Wolfie: no walls to hide behind

Doug Henwood dhenwood at panix.com
Tue Nov 13 08:16:58 PST 2001


[Wonder if Wolfie's patriotism will be questioned. From the WB's daily clipping service.]

THE WEST KNOWS NOW THERE IS NO WALL TO HIDE BEHIND: WOLFENSOHN. World Bank President James Wolfensohn warned last night that global poverty was breeding terrorism and called on the west to make good on its promises to bridge the gulf between rich and poor nations, reports the Guardian (UK). Attempts to construct a fairer economy were being frustrated by a lack of aid and protectionism in the developed world, said Wolfensohn, adding that the events of September 11 had proved that there was no artificial barrier between the two halves of the world.

"I was saying before September 11 that the issue of poverty and development, the issue of trade, the issue of the environment, of health, of migration, of crime, of drugs, were all global things. They don't recognize borders," he is quoted as saying. "We have a situation where 20 percent of the world's population have 80 percent of the wealth, and the other 80 percent has just 20 percent. If that's a situation that leads to instability, then we are saying that that instability will convey itself through migration, through wars within countries and through crime and terrorism."

Wolfensohn continued, "Many people of my generation grew up in developed countries thinking that the world was divided into two parts, and that there was a wall round the developed world. They thought that poor people had no relevance to us. What happened on September 11 was that anybody who thought there was a wall now knows that there is no wall. Conditions in one part of the world can affect us in the world behind that imaginary wall. Afghanistan can land in New York or on the Pentagon."

Noting that Wolfensohn said on the BBC that the West needed to devote more time to the issue of helping developing nations in order to bolster world security, the National Post (Canada) quotes him as saying, "That's an issue of peace that affects us directly."

Post September 11, the Guardian notes Wolfensohn said, there was more of an interest in development issues, but he wanted to see whether this concern was translated into action at a time when budgets in the West were coming under pressure as a result of slow growth. Aid from rich countries to poor countries was running at $50 billion a year, he said, but the West was spending seven times that amount on agricultural subsidies that prevented products from poor nations being sold in the developed world.

Also speaking on Radio France Internationale, Wolfensohn urged rich countries to open their markets to exports from poor countries. Growth will not come to developing countries unless markets are opened to them. We can also help developing countries take advantage of open markets by building the required infrastructure.

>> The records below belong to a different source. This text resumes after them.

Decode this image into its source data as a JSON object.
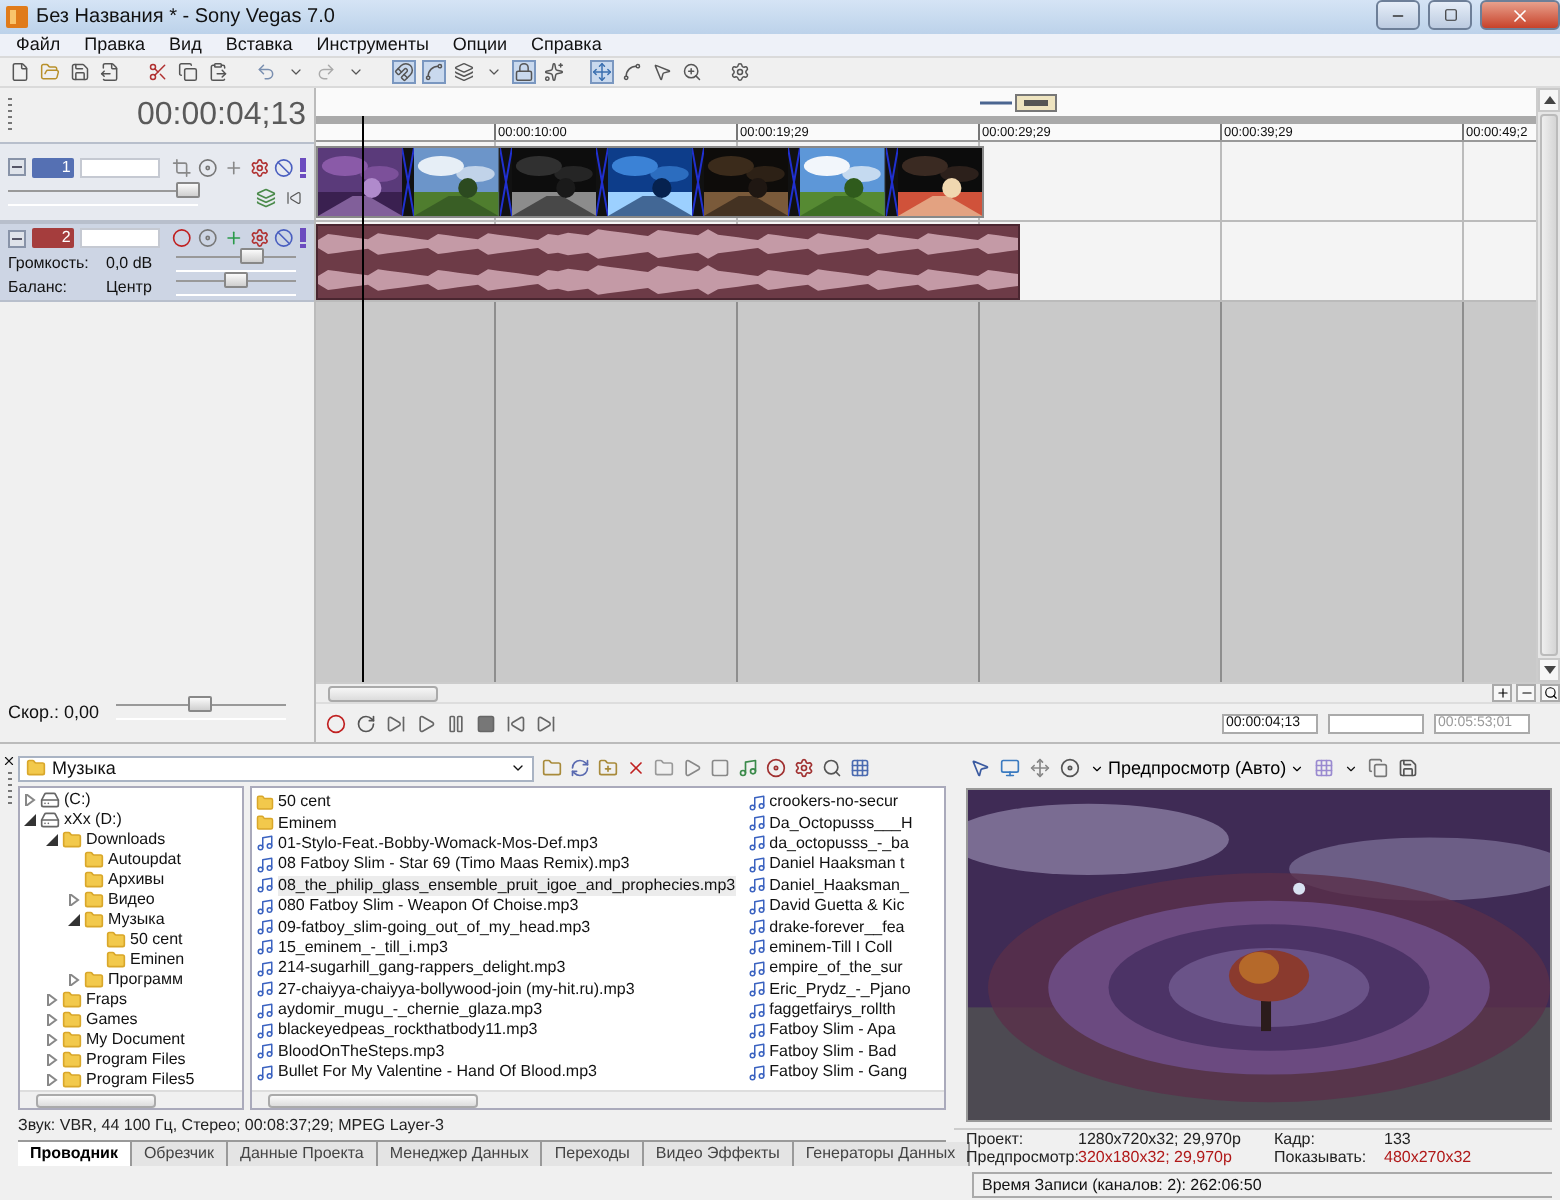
{
  "window": {
    "title": "Без Названия * - Sony Vegas 7.0"
  },
  "menu": [
    "Файл",
    "Правка",
    "Вид",
    "Вставка",
    "Инструменты",
    "Опции",
    "Справка"
  ],
  "timeline": {
    "time": "00:00:04;13",
    "ruler": [
      "00:00:10:00",
      "00:00:19;29",
      "00:00:29;29",
      "00:00:39;29",
      "00:00:49;2"
    ],
    "tracks": [
      {
        "kind": "video",
        "number": "1",
        "selected": false,
        "level": 0.95,
        "clips": [
          {
            "kind": "picture"
          },
          {
            "kind": "picture"
          },
          {
            "kind": "picture"
          },
          {
            "kind": "picture"
          },
          {
            "kind": "picture"
          },
          {
            "kind": "picture"
          },
          {
            "kind": "picture"
          }
        ]
      },
      {
        "kind": "audio",
        "number": "2",
        "selected": true,
        "volume": {
          "label": "Громкость:",
          "value": "0,0 dB",
          "level": 0.63
        },
        "balance": {
          "label": "Баланс:",
          "value": "Центр",
          "level": 0.5
        }
      }
    ],
    "rate": {
      "label": "Скор.: 0,00",
      "level": 0.5
    }
  },
  "transport": {
    "cursor": "00:00:04;13",
    "length": "00:05:53;01"
  },
  "explorer": {
    "path": "Музыка",
    "tree": [
      {
        "label": "(C:)",
        "kind": "drive",
        "expanded": false
      },
      {
        "label": "xXx (D:)",
        "kind": "drive",
        "expanded": true,
        "children": [
          {
            "label": "Downloads",
            "kind": "folder",
            "expanded": true,
            "children": [
              {
                "label": "Autoupdat",
                "kind": "folder"
              },
              {
                "label": "Архивы",
                "kind": "folder"
              },
              {
                "label": "Видео",
                "kind": "folder",
                "expanded": false
              },
              {
                "label": "Музыка",
                "kind": "folder",
                "expanded": true,
                "children": [
                  {
                    "label": "50 cent",
                    "kind": "folder"
                  },
                  {
                    "label": "Eminen",
                    "kind": "folder"
                  }
                ]
              },
              {
                "label": "Программ",
                "kind": "folder",
                "expanded": false
              }
            ]
          },
          {
            "label": "Fraps",
            "kind": "folder",
            "expanded": false
          },
          {
            "label": "Games",
            "kind": "folder",
            "expanded": false
          },
          {
            "label": "My Document",
            "kind": "folder",
            "expanded": false
          },
          {
            "label": "Program Files",
            "kind": "folder",
            "expanded": false
          },
          {
            "label": "Program Files5",
            "kind": "folder",
            "expanded": false
          }
        ]
      }
    ],
    "file_columns": [
      {
        "items": [
          {
            "name": "50 cent",
            "kind": "folder",
            "selected": false
          },
          {
            "name": "Eminem",
            "kind": "folder",
            "selected": false
          },
          {
            "name": "01-Stylo-Feat.-Bobby-Womack-Mos-Def.mp3",
            "kind": "audio",
            "selected": false
          },
          {
            "name": "08 Fatboy Slim - Star 69 (Timo Maas Remix).mp3",
            "kind": "audio",
            "selected": false
          },
          {
            "name": "08_the_philip_glass_ensemble_pruit_igoe_and_prophecies.mp3",
            "kind": "audio",
            "selected": true
          },
          {
            "name": "080 Fatboy Slim - Weapon Of Choise.mp3",
            "kind": "audio",
            "selected": false
          },
          {
            "name": "09-fatboy_slim-going_out_of_my_head.mp3",
            "kind": "audio",
            "selected": false
          },
          {
            "name": "15_eminem_-_till_i.mp3",
            "kind": "audio",
            "selected": false
          },
          {
            "name": "214-sugarhill_gang-rappers_delight.mp3",
            "kind": "audio",
            "selected": false
          },
          {
            "name": "27-chaiyya-chaiyya-bollywood-join (my-hit.ru).mp3",
            "kind": "audio",
            "selected": false
          },
          {
            "name": "aydomir_mugu_-_chernie_glaza.mp3",
            "kind": "audio",
            "selected": false
          },
          {
            "name": "blackeyedpeas_rockthatbody11.mp3",
            "kind": "audio",
            "selected": false
          },
          {
            "name": "BloodOnTheSteps.mp3",
            "kind": "audio",
            "selected": false
          },
          {
            "name": "Bullet For My Valentine - Hand Of Blood.mp3",
            "kind": "audio",
            "selected": false
          }
        ]
      },
      {
        "items": [
          {
            "name": "crookers-no-secur",
            "kind": "audio",
            "selected": false
          },
          {
            "name": "Da_Octopusss___H",
            "kind": "audio",
            "selected": false
          },
          {
            "name": "da_octopusss_-_ba",
            "kind": "audio",
            "selected": false
          },
          {
            "name": "Daniel Haaksman t",
            "kind": "audio",
            "selected": false
          },
          {
            "name": "Daniel_Haaksman_",
            "kind": "audio",
            "selected": false
          },
          {
            "name": "David Guetta & Kic",
            "kind": "audio",
            "selected": false
          },
          {
            "name": "drake-forever__fea",
            "kind": "audio",
            "selected": false
          },
          {
            "name": "eminem-Till I Coll",
            "kind": "audio",
            "selected": false
          },
          {
            "name": "empire_of_the_sur",
            "kind": "audio",
            "selected": false
          },
          {
            "name": "Eric_Prydz_-_Pjano",
            "kind": "audio",
            "selected": false
          },
          {
            "name": "faggetfairys_rollth",
            "kind": "audio",
            "selected": false
          },
          {
            "name": "Fatboy Slim - Apa",
            "kind": "audio",
            "selected": false
          },
          {
            "name": "Fatboy Slim - Bad",
            "kind": "audio",
            "selected": false
          },
          {
            "name": "Fatboy Slim - Gang",
            "kind": "audio",
            "selected": false
          }
        ]
      }
    ],
    "status": "Звук: VBR, 44 100 Гц, Стерео; 00:08:37;29; MPEG Layer-3",
    "tabs": [
      {
        "label": "Проводник",
        "selected": true
      },
      {
        "label": "Обрезчик",
        "selected": false
      },
      {
        "label": "Данные Проекта",
        "selected": false
      },
      {
        "label": "Менеджер Данных",
        "selected": false
      },
      {
        "label": "Переходы",
        "selected": false
      },
      {
        "label": "Видео Эффекты",
        "selected": false
      },
      {
        "label": "Генераторы Данных",
        "selected": false
      }
    ]
  },
  "preview": {
    "mode": "Предпросмотр (Авто)",
    "picture": {
      "kind": "picture"
    },
    "info": [
      {
        "label": "Проект:",
        "value": "1280x720x32; 29,970p",
        "changed": false
      },
      {
        "label": "Кадр:",
        "value": "133",
        "changed": false
      },
      {
        "label": "Предпросмотр:",
        "value": "320x180x32; 29,970p",
        "changed": true
      },
      {
        "label": "Показывать:",
        "value": "480x270x32",
        "changed": true
      }
    ],
    "status": "Время Записи (каналов: 2): 262:06:50"
  }
}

Even before September 11, Wolfensohn also notes, there were already problems brewing in the industrialized economies. But no one spoke of the problems, both political and economic, brewing in the developing countries. Without being entirely pessimistic, Wolfensohn says he now wonders how the next few months will unfold and what it will bring for the developing countries. Agence France-Presse also reports on Wolfensohn's comments.

With the Bank now expecting global growth of just one percent next year, "we are particularly concerned about developing countries, which account for 4.8 billion people," the Guardian quotes Wolfensohn as saying. "They have been hit in terms of falling commodity prices but also in ways that were not expected, such as the drop off in tourism to the Caribbean. The result is that 20 million people are not going to get out of poverty, a lot more kids will be dying because of a lack of health care and a lack of nutrition. That's the problem for people in poor countries. They live on the edge. When you are living on a dollar a day it's a question of life and death."

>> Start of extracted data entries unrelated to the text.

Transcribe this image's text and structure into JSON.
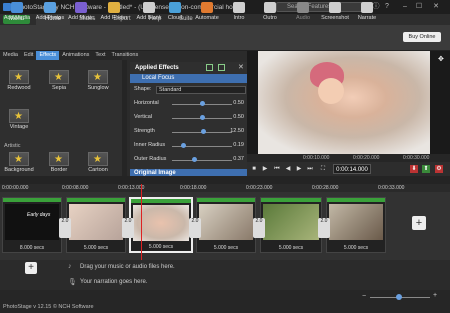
{
  "window": {
    "title": "PhotoStage by NCH Software - Untitled* - (Unlicensed) Non-commercial ho...",
    "search_placeholder": "Search Features"
  },
  "tabs": [
    "Menu",
    "Home",
    "Slides",
    "Export",
    "Help",
    "Suite"
  ],
  "ribbon": {
    "buttons": [
      {
        "label": "Add Media",
        "color": "#4a8fd8"
      },
      {
        "label": "Add Photos",
        "color": "#5aa0e0"
      },
      {
        "label": "Add Music",
        "color": "#7a5fd0"
      },
      {
        "label": "Add Folder",
        "color": "#e0b040"
      },
      {
        "label": "Add Blank",
        "color": "#cfcfcf"
      },
      {
        "label": "Cloud",
        "color": "#4aa0d8"
      },
      {
        "label": "Automate",
        "color": "#e07a30"
      },
      {
        "label": "Intro",
        "color": "#cfcfcf"
      },
      {
        "label": "Outro",
        "color": "#cfcfcf"
      },
      {
        "label": "Audio",
        "color": "#888888"
      },
      {
        "label": "Screenshot",
        "color": "#cfcfcf"
      },
      {
        "label": "Narrate",
        "color": "#cfcfcf"
      }
    ],
    "buy_label": "Buy Online"
  },
  "left_tabs": [
    "Media",
    "Edit",
    "Effects",
    "Animations",
    "Text",
    "Transitions"
  ],
  "effects": {
    "items": [
      "Redwood",
      "Sepia",
      "Sunglow",
      "Vintage"
    ],
    "section_label": "Artistic",
    "artistic_items": [
      "Background",
      "Border",
      "Cartoon"
    ]
  },
  "applied_effects": {
    "title": "Applied Effects",
    "effect_name": "Local Focus",
    "shape_label": "Shape:",
    "shape_value": "Standard",
    "params": [
      {
        "label": "Horizontal",
        "value": "0.50",
        "level": 0.5
      },
      {
        "label": "Vertical",
        "value": "0.50",
        "level": 0.5
      },
      {
        "label": "Strength",
        "value": "12.50",
        "level": 0.52
      },
      {
        "label": "Inner Radius",
        "value": "0.19",
        "level": 0.19
      },
      {
        "label": "Outer Radius",
        "value": "0.37",
        "level": 0.37
      }
    ],
    "original_label": "Original Image"
  },
  "preview": {
    "ticks": [
      "0:00:10.000",
      "0:00:20.000",
      "0:00:30.000"
    ],
    "timecode": "0:00:14.000"
  },
  "timeline": {
    "ruler": [
      "0:00:00.000",
      "0:00:08.000",
      "0:00:13.000",
      "0:00:18.000",
      "0:00:23.000",
      "0:00:28.000",
      "0:00:33.000"
    ],
    "clips": [
      {
        "duration": "8.000 secs",
        "caption": "Early days"
      },
      {
        "duration": "5.000 secs"
      },
      {
        "duration": "5.000 secs"
      },
      {
        "duration": "5.000 secs"
      },
      {
        "duration": "5.000 secs"
      },
      {
        "duration": "5.000 secs"
      }
    ],
    "transition_duration": "2.0"
  },
  "tracks": {
    "audio_hint": "Drag your music or audio files here.",
    "narration_hint": "Your narration goes here."
  },
  "status": "PhotoStage v 12.15 © NCH Software"
}
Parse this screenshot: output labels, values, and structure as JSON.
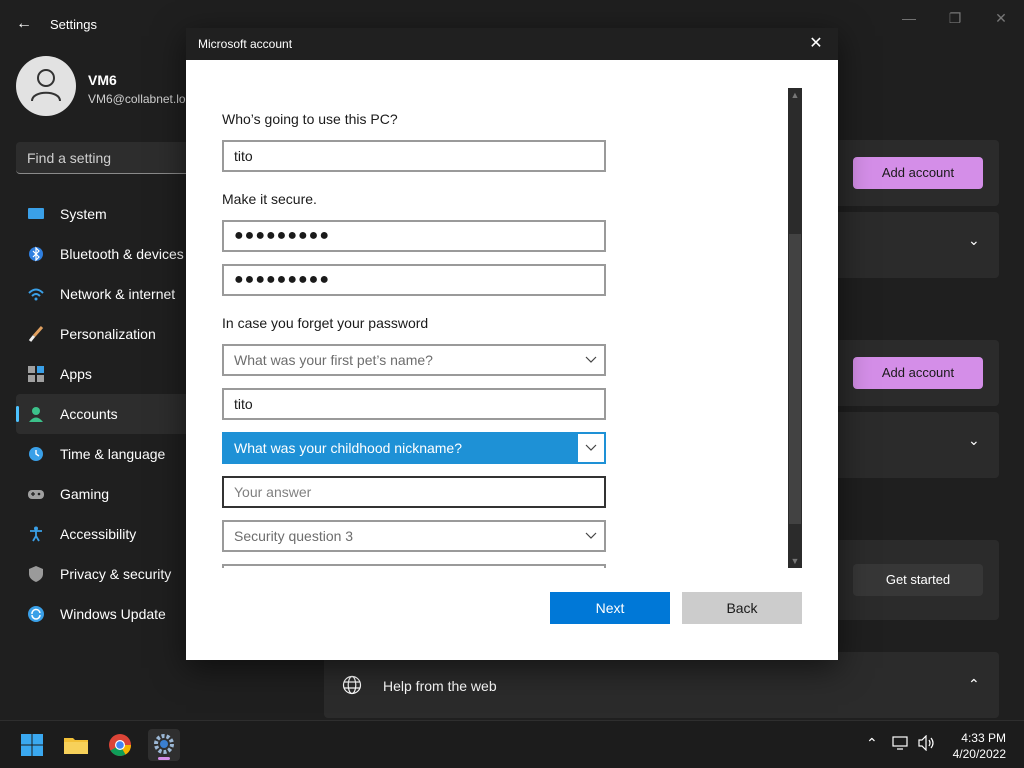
{
  "window": {
    "title": "Settings",
    "back_glyph": "←",
    "minimize_glyph": "—",
    "maximize_glyph": "❐",
    "close_glyph": "✕"
  },
  "profile": {
    "name": "VM6",
    "email": "VM6@collabnet.lo"
  },
  "search": {
    "placeholder": "Find a setting"
  },
  "nav": {
    "items": [
      {
        "label": "System",
        "icon": "monitor-icon"
      },
      {
        "label": "Bluetooth & devices",
        "icon": "bluetooth-icon"
      },
      {
        "label": "Network & internet",
        "icon": "wifi-icon"
      },
      {
        "label": "Personalization",
        "icon": "brush-icon"
      },
      {
        "label": "Apps",
        "icon": "apps-icon"
      },
      {
        "label": "Accounts",
        "icon": "person-icon",
        "active": true
      },
      {
        "label": "Time & language",
        "icon": "clock-globe-icon"
      },
      {
        "label": "Gaming",
        "icon": "gamepad-icon"
      },
      {
        "label": "Accessibility",
        "icon": "accessibility-icon"
      },
      {
        "label": "Privacy & security",
        "icon": "shield-icon"
      },
      {
        "label": "Windows Update",
        "icon": "update-icon"
      }
    ]
  },
  "background_panels": {
    "add_account_1": "Add account",
    "add_account_2": "Add account",
    "get_started": "Get started",
    "chevron_glyph": "⌄",
    "help_label": "Help from the web",
    "help_chevron": "⌃"
  },
  "dialog": {
    "title": "Microsoft account",
    "close_glyph": "✕",
    "who_label": "Who’s going to use this PC?",
    "username_value": "tito",
    "secure_label": "Make it secure.",
    "password_value": "●●●●●●●●●",
    "confirm_password_value": "●●●●●●●●●",
    "forget_label": "In case you forget your password",
    "question1_placeholder": "What was your first pet’s name?",
    "answer1_value": "tito",
    "question2_value": "What was your childhood nickname?",
    "answer2_placeholder": "Your answer",
    "question3_placeholder": "Security question 3",
    "next_label": "Next",
    "back_label": "Back",
    "scroll_up_glyph": "▲",
    "scroll_down_glyph": "▼"
  },
  "taskbar": {
    "apps": [
      "start-icon",
      "file-explorer-icon",
      "chrome-icon",
      "settings-icon"
    ],
    "tray_chevron": "⌃",
    "time": "4:33 PM",
    "date": "4/20/2022"
  },
  "colors": {
    "accent": "#0078d7",
    "selection": "#1e91d6",
    "purple_button": "#d48ee8",
    "nav_accent": "#4cc2ff"
  }
}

Meanwhile, the terrorist attacks on the US last month and the subsequent sharp deterioration in the outlook for the global economy should reinforce the importance of the World Bank and other global institutions to the rich nations that finance them, Dow Jones reports. Wolfensohn noted yesterday that instead of relying on the Bank to act as subordinate emergency financier to the IMF, the Bank's major shareholders should acknowledge that its key role should be in alleviating the poverty and inequality that so often encourages despairing populations to turn to radical fundamentalism, he said.

"When you're talking about structural loans-fast-disbursing loans-there may be some of those, but I think we'll be moving much more towards sort of programmatic type loans that would be over a five, or 10-year period for education, for restructuring of financial and legal systems, for highways, for power," he is quoted as saying.

If the Bank and the Fund were to ease the pain for developing nations struggling to integrate into a fast-evolving world economy, the wealthiest nations would need to back these institutions with increased assistance and broader mandates, Wolfensohn argued. "The IMF and the World Bank cannot carry it themselves. This requires really a change of heart on the part of the richer nations and not just one of charity," he said. "Secondly, I think everyone will come to recognize that there is a need for global institutions. This cannot be done without a sort of global coordinating mechanism and some mechanism to provide funding and relief. If you didn't have the Bank at the moment, or the Fund, you'd probably have to invent something like them."